It can happen depending on the weather where you are landing.  If they are having delays already they try to limit the amount of inbound traffic that can clog the airport up.  There are only so many parking spots for planes.


----------



## RackMaster (Jun 24, 2017)

DasBoot said:


> Father's Day weekend. I will add the caveat that there were storms that shut ATL down. So I get being bumped over that. What I don't understand is why I get bumped the morning I'm leaving Boston when the eastern seaboard is clear skies...



I see you got our "present".


----------



## Blizzard (Jun 24, 2017)

Try taking the Amtrak somewhere...like Seattle or Portland.


----------



## Red Flag 1 (Jun 24, 2017)

Blizzard said:


> Try taking the Amtrak somewhere...like Seattle or Portland.

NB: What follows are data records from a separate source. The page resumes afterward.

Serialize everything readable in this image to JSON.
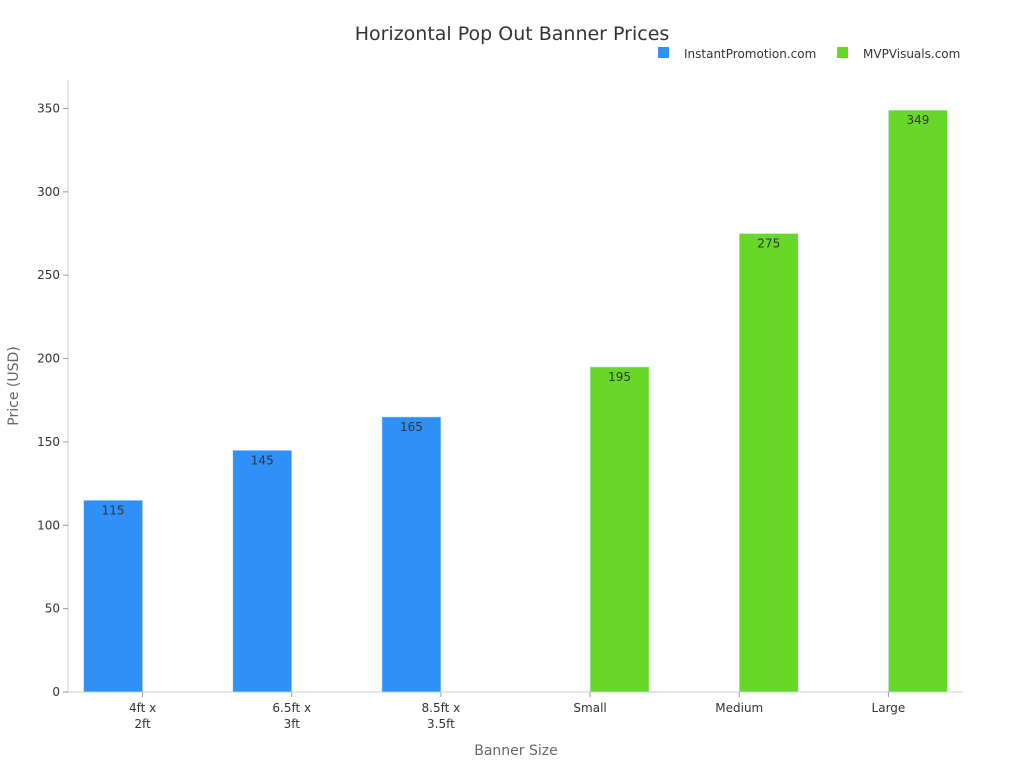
{
  "chart_data": {
    "type": "bar",
    "title": "Horizontal Pop Out Banner Prices",
    "xlabel": "Banner Size",
    "ylabel": "Price (USD)",
    "categories": [
      "4ft x 2ft",
      "6.5ft x 3ft",
      "8.5ft x 3.5ft",
      "Small",
      "Medium",
      "Large"
    ],
    "series": [
      {
        "name": "InstantPromotion.com",
        "color": "#2f91f7",
        "values": [
          115,
          145,
          165,
          null,
          null,
          null
        ]
      },
      {
        "name": "MVPVisuals.com",
        "color": "#68d828",
        "values": [
          null,
          null,
          null,
          195,
          275,
          349
        ]
      }
    ],
    "ylim": [
      0,
      350
    ],
    "yticks": [
      0,
      50,
      100,
      150,
      200,
      250,
      300,
      350
    ],
    "grid": false,
    "legend": "top-right",
    "data_labels": true
  }
}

I thought about Amtrak to London, but I could not pull it off. There was some problem with US Dollars/Pound Sterling/Euros/my Eurail is expired. Always some lame excuse.


----------



## AWP (Jun 24, 2017)

DasBoot said:


> Father's Day weekend. I will add the caveat that there were storms that shut ATL down. So I get being bumped over that. What I don't understand is why I get bumped the morning I'm leaving Boston when the eastern seaboard is clear skies...



Delta cancelled something like 5 direct flights to Orlando over two days. I understand how an airline's schedule doesn't have a lot of give for crews and airframes, but those flights were already packed. To add to it, Delta cancelled several Tampa flights as well and couldn't/ wouldn't generate any extra aircraft to try and make up the shortfall. Then we were told they will generate extra crews for the grounded planes...at 3:30AM. (I knew that was a lie) which became 6 and then 7 AM before they stopped with that noise. When the flights cancelled Delta did us a solid and brought our food and drinks...for about 35 people. I wound up landing in Tampa around 1:30AM with my wife driving two hours to pick me up. Delta's alternative for me was to fly the next day.

I understand it doesn't control the weather, but how it handled the mess pissed me off. I'll still fly Delta before United. Hands down.


----------



## Blizzard (Jun 25, 2017)

Delta is my airline, hands down.


----------



## policemedic (Jun 25, 2017)

Southwest, FTW.


----------